French police investigations have confirmed that the claims made by French-Jewish woman Nancy Schegenberg in October last year regarding receiving anti-Semitic threats at her home in Paris were “fabricated and baseless,” according to multiple French news reports.
In this context, a report published by the French newspaper Le Parisien, translated by Sunna Files Website, stated: “The allegations gained particular significance because Nancy Schegenberg resides near the location where the elderly Jewish woman Mireille Knoll was murdered in March 2018.”
The same report detailed that on October 29, 2024, Nancy alleged that unknown individuals had drawn swastikas and the Star of David in blood-red paint on her front door. She also claimed to have received a death threat letter in her mailbox. In several media interviews at the time, she expressed her fear, saying she had been “living in terror since receiving these anti-Semitic threats.”
However, Le Parisien revealed on Saturday that Nancy was arrested on January 22 after security cameras installed in the building’s elevator caught her and her teenage daughter drawing the swastika themselves and writing the word “Jews” on their doorstep.
Further investigations showed that the postage stamps used on the supposed threat letters had been purchased using Nancy’s personal bank card.
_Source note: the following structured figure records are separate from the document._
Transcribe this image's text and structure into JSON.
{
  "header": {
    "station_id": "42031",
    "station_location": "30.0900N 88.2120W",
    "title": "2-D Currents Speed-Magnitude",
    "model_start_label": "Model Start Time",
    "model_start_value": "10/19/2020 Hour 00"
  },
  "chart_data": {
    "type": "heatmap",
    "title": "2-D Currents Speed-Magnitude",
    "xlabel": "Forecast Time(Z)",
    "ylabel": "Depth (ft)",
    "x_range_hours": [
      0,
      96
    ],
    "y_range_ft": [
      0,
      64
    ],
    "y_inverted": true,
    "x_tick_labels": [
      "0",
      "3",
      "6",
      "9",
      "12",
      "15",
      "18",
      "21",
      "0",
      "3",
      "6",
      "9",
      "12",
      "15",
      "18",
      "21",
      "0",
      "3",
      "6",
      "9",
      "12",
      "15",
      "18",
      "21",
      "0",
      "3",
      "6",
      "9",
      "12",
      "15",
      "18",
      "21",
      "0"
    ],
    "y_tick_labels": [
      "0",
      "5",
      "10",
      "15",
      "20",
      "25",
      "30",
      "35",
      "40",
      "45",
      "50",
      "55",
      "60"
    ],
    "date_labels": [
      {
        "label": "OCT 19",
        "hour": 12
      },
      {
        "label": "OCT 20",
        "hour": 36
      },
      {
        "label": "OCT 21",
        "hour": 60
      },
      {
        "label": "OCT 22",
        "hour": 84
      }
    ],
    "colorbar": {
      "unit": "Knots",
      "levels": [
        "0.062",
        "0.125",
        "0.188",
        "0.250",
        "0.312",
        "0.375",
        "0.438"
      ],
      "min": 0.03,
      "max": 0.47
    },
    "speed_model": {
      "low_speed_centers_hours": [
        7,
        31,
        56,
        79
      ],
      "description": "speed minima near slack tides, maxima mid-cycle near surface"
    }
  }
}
As a result, she was taken into custody and placed under judicial supervision, awaiting her trial scheduled for March.
Due to Nancy’s false allegations, at least ten Jewish-owned homes and businesses across Paris were vandalized, in addition to a synagogue in the northern French city of Rouen. The French police confirmed this after conducting their investigations.
Graffiti found on the walls of the synagogue, which had previously been vandalized and targeted for arson in May of the previous year, included messages calling for “Jews to be gassed,” according to Natasha Ben Haim, president of the Israeli Religious Association in Rouen, which oversees the synagogue’s affairs. In December, during Hanukkah, the synagogue was once again defaced with hateful messages.
Amid the controversy stirred by the case, Nancy’s neighbors initially came under suspicion, while far-right groups exploited the incident to target Muslims. At the time, the mayor of Paris’s 11th arrondissement, where the so-called “victim” resided, even expedited security measures for Nancy and granted her new social housing before the truth came to light.
The fabricated nature of this incident, and its immediate weaponization by anti-Muslim elements, underscores the persistent manipulation of Islamophobic narratives in France. The exposure of Nancy’s hoax further highlights the dangerous consequences of false allegations and the urgent need to challenge disinformation that fuels racial and religious division.